Pada Zaman Pra Kemerdekaan dan belum dikenalnya huruf Alfabet Latin serta huruf hijaiyah (Abjad Arab) di Indonesia, masyarakat Indonesia menggunakan Aksara Nusantara dalam sistem penulisan untuk berbagai keperluan dokumentasi dengan menggunakan batu pahat (prasasti) maupun menggunakan daun lontar sebagai alat penyimpanan tulisan. Hingga saat ini Aksara Nusantara masih diajarkan sebagai bagian dari muatan lokal di daerah masing-masing, tetapi dengan penerapan yang terbatas dalam kehidupan sehari-hari.

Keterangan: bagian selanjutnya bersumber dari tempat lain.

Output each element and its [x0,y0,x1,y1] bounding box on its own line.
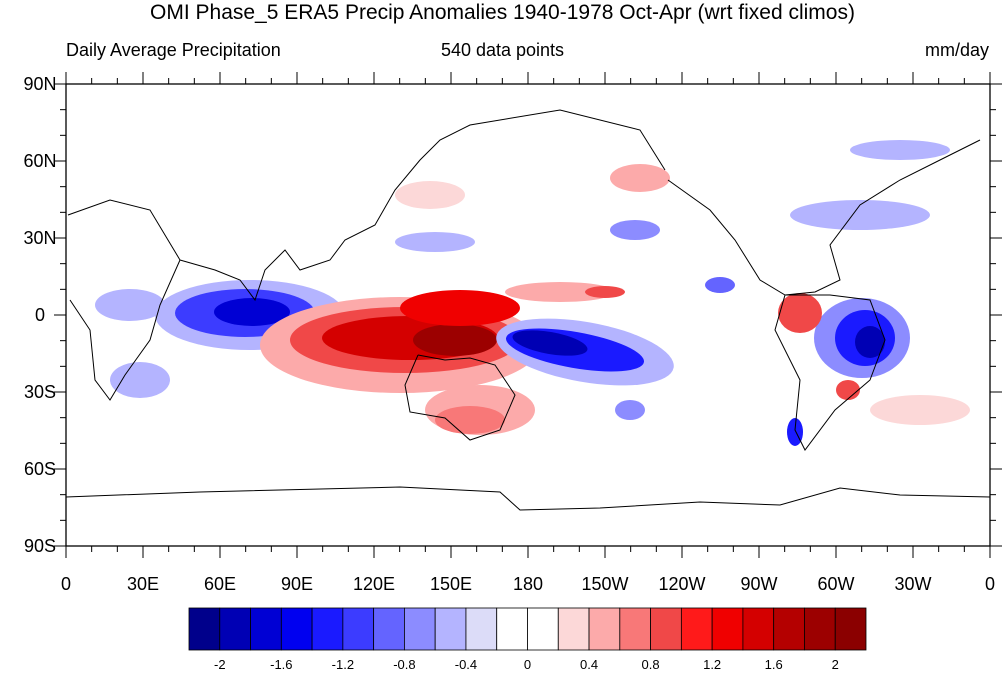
lat-label: 30S [24,382,56,402]
colorbar-label: 1.6 [765,657,783,672]
colorbar-label: 2 [832,657,839,672]
subtitle-left: Daily Average Precipitation [66,40,281,60]
lat-label: 60S [24,459,56,479]
colorbar-swatch [588,607,621,651]
longitude-labels: 0 30E 60E 90E 120E 150E 180 150W 120W 90W 60W 30W 0 [61,574,995,594]
colorbar-label: -1.2 [332,657,354,672]
lat-label: 60N [23,151,56,171]
lon-label: 0 [985,574,995,594]
colorbar-labels: -2 -1.6 -1.2 -0.8 -0.4 0 0.4 0.8 1.2 1.6 2 [214,657,839,672]
colorbar-swatch [650,607,682,651]
colorbar-label: 0 [524,657,531,672]
colorbar-label: -2 [214,657,226,672]
lon-label: 120E [353,574,395,594]
lon-label: 150E [430,574,472,594]
colorbar-swatch [742,607,775,651]
lon-label: 120W [658,574,705,594]
lat-label: 90N [23,74,56,94]
lon-label: 90W [740,574,777,594]
lon-label: 180 [513,574,543,594]
colorbar-swatch [804,607,836,651]
colorbar-swatch [773,607,805,651]
subtitle-center: 540 data points [440,40,565,60]
lon-label: 30W [894,574,931,594]
colorbar-swatch [280,607,313,651]
colorbar-swatch [619,607,651,651]
colorbar-swatch [219,607,251,651]
colorbar-swatch [434,607,467,651]
colorbar-swatch [404,607,436,651]
colorbar [188,607,867,651]
lon-label: 60W [817,574,854,594]
colorbar-label: -0.4 [455,657,477,672]
colorbar-swatch [834,607,867,651]
axis-ticks [54,72,1002,558]
anomaly-field [95,140,970,446]
colorbar-label: 0.8 [642,657,660,672]
map-title: OMI Phase_5 ERA5 Precip Anomalies 1940-1… [150,1,855,24]
lon-label: 60E [204,574,236,594]
colorbar-label: 0.4 [580,657,598,672]
lon-label: 90E [281,574,313,594]
coastlines [66,109,990,511]
colorbar-swatch [188,607,221,651]
colorbar-swatch [496,607,528,651]
colorbar-swatch [680,607,713,651]
latitude-labels: 90N 60N 30N 0 30S 60S 90S [23,74,56,556]
colorbar-swatch [557,607,590,651]
colorbar-swatch [711,607,744,651]
colorbar-swatch [342,607,375,651]
colorbar-label: 1.2 [703,657,721,672]
lat-label: 0 [35,305,45,325]
colorbar-swatch [250,607,282,651]
colorbar-swatch [311,607,344,651]
colorbar-label: -0.8 [393,657,415,672]
subtitle-units: mm/day [924,40,989,60]
colorbar-swatch [465,607,498,651]
lon-label: 150W [581,574,628,594]
lat-label: 30N [23,228,56,248]
colorbar-swatch [527,607,559,651]
colorbar-swatch [373,607,405,651]
colorbar-label: -1.6 [270,657,292,672]
lon-label: 0 [61,574,71,594]
lon-label: 30E [127,574,159,594]
lat-label: 90S [24,536,56,556]
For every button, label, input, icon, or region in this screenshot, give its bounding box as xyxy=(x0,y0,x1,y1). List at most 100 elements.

Keberadaan Aksara Nusantara dibuktikan dengan penemuan berupa tujuh buah yupa (tiang batu untuk menambatkan tali pengikat sapi) yang bertuliskan prasasti mengenai upacara waprakeswara yang diadakan oleh Mulawarman, Raja Kutai di daerah Kalimantan Timur. Tulisan pada yupa-yupa tersebut menggunakan aksara Pallawa dan Bahasa Sanskerta. Berdasarkan tinjauan pada bentuk huruf Aksara Pallawa pada yupa, para ahli menyimpulkan bahwa yupa-yupa tersebut dibuat pada sekitar abad ke-4 M.
Hampir semua aksara Nusantara merupakan turunan Aksara Pallawa yang berasal dari daerah India Selatan. Aksara Jawi, Aksara Pegon, dan Aksara Bilang-bilang merupakan turunan Abjad Arab, sedangkan Aksara Nagari berasal dari daerah India Utara. Baik Aksara Pallawa maupun Aksara Nagari adalah turunan dari Aksara Brahmi yang merupakan induk semua aksara di Asia Selatan dan Asia Tenggara.
Beberapa aksara daerah dinamai menurut susunan huruf-hurufnya atau menurut nama abecedarium aksara tersebut. Demikianlah maka Aksara Jawa modern dan Aksara Bali disebut Aksara Hanacaraka. Sedangkan Aksara Rejang, Aksara Kerinci, Aksara Lampung, dan Aksara Sunda Baku disebut juga Aksara Kaganga mengikuti abecedarium Aksara Pallawa: ka kha ga gha nga.